Unveiling the Power of NumPy: A Look at Essential Array Functions


Array Creation Routines

These routines are used to create new NumPy arrays. Some commonly used functions include:

  • np.arange: Creates an array with evenly spaced values within a specific range.
  • np.empty: Creates an uninitialized array (faster than np.zeros but potentially contains garbage values).
  • np.ones: Creates an array filled with ones.
  • np.zeros: Creates an array filled with zeros.
  • np.array: Creates an array from a list, tuple, or other iterable.

Array Manipulation Routines

These routines perform operations on existing NumPy arrays. Examples include:

  • np.sort: Sorts the elements of an array.
  • np.split: Splits an array into multiple sub-arrays.
  • np.concatenate: Combines multiple arrays along a specified axis.
  • np.transpose: Swaps the axes of an array.
  • np.reshape: Changes the shape of an array.

Linear Algebra Routines

These routines provide functions for linear algebra operations on arrays. For instance:

  • np.linalg.eig: Computes the eigenvalues and eigenvectors of a matrix.
  • np.linalg.inv: Computes the inverse of a matrix.
  • np.dot: Performs matrix multiplication.

Mathematical Routines

These routines offer various mathematical functions that can be applied element-wise to arrays. Some examples include:

  • np.add, np.subtract, np.multiply, np.divide: Basic arithmetic operations.
  • np.sqrt: Square root function.
  • np.exp, np.log: Exponential and logarithmic functions.
  • np.sin, np.cos, np.tan: Trigonometric functions.

Statistical Routines

These routines perform statistical operations on arrays. For instance:

  • np.percentile: Calculates percentiles of an array.
  • np.median: Finds the median of an array.
  • np.std: Computes the standard deviation of an array.
  • np.mean: Calculates the mean of an array.

Random Number Generation Routines

These routines generate random numbers:

  • np.random.randint: Generates random integers within a specified range.
  • np.random.randn: Generates random numbers from a standard normal distribution.
  • np.random.rand: Generates random floats between 0 and 1.


Array Creation

import numpy as np

# From a list
data = [1, 2, 3, 4, 5]
arr = np.array(data)
print(arr)  # Output: [1 2 3 4 5]

# Zeros and ones with specific shape
zeros_2x3 = np.zeros((2, 3))  # 2 rows, 3 columns filled with zeros
print(zeros_2x3)  

ones_diag = np.ones((3, 3), dtype=bool)  # Diagonal filled with ones (boolean type)
print(ones_diag)  

Array Manipulation

# Reshape
arr = np.arange(12).reshape(3, 4)
print(arr)  # Output: [[ 0  1  2  3] [ 4  5  6  7] [ 8  9 10 11]]

# Transpose (swap rows and columns)
transposed = arr.T
print(transposed)  # Output: [[ 0  4  8] [ 1  5  9] [ 2  6 10] [ 3  7 11]]

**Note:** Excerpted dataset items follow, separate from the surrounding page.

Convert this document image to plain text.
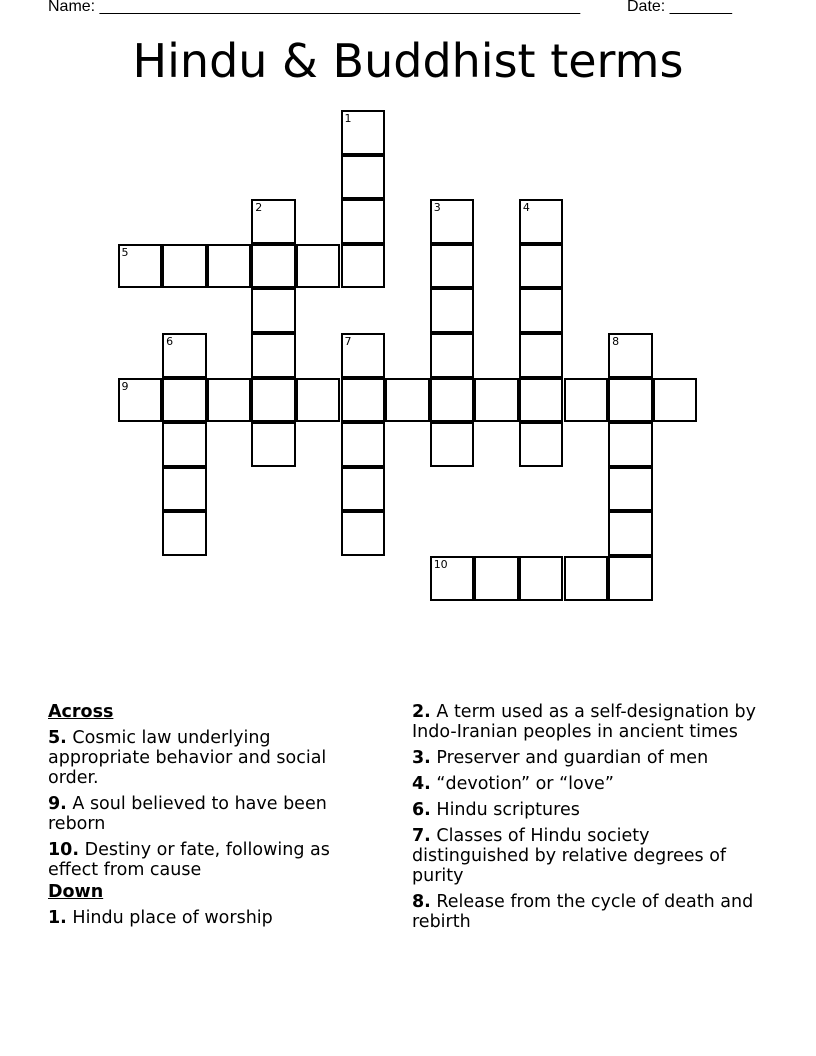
Name: ______________________________________________________	Date: _______
Hindu & Buddhist terms
5
9
10
1
2	3	4
6	7	8
Across
5. Cosmic law underlying appropriate behavior and social order.
9. A soul believed to have been reborn
10. Destiny or fate, following as effect from cause
Down
1. Hindu place of worship
2. A term used as a self-designation by Indo-Iranian peoples in ancient times
3. Preserver and guardian of men
4. “devotion” or “love”
6. Hindu scriptures
7. Classes of Hindu society distinguished by relative degrees of purity
8. Release from the cycle of death and rebirth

# Concatenate (vertically)
top = np.array([10, 11, 12])
combined = np.concatenate((arr, top.reshape(1, -1)), axis=0)  # Reshape top for proper axis=0
print(combined)

Linear Algebra

# Matrix multiplication
A = np.array([[1, 2], [3, 4]])
B = np.array([[5, 6], [7, 8]])
product = np.dot(A, B)
print(product)  # Output: [[19 22] [43 50]]

# Inverse of a matrix
inv_A = np.linalg.inv(A)
print(inv_A)  # Output: [[-2.  1. ] [ 1.5 -0.5]]

Mathematical Routines

arr = np.array([1, 4, 9])

# Sine of each element
sin_values = np.sin(arr)
print(sin_values)  # Output: [ 0.84147098  0.75680249  0.38941834]

# Square root
sqrt_values = np.sqrt(arr)
print(sqrt_values)  # Output: [1.  2.  3.]
data = np.random.rand(10)  # Generate 10 random floats

# Mean
average = np.mean(data)
print(average)  # Random value between 0 and 1

# Standard deviation
stddev = np.std(data)
print(stddev)  # Random value


  • Modules
    NumPy itself is a module, and within it, some routines might be grouped into specific modules based on their functionality (e.g., numpy.random for random number generation).
  • Operations
    This term emphasizes the action performed by the routines on the data.
  • Methods
    While less common in the context of NumPy itself, some routines might be considered methods if they operate on specific objects like arrays.
  • Functions
    This is the most general term and encompasses all functionalities offered by NumPy, including routines for array creation, manipulation, mathematical operations, etc.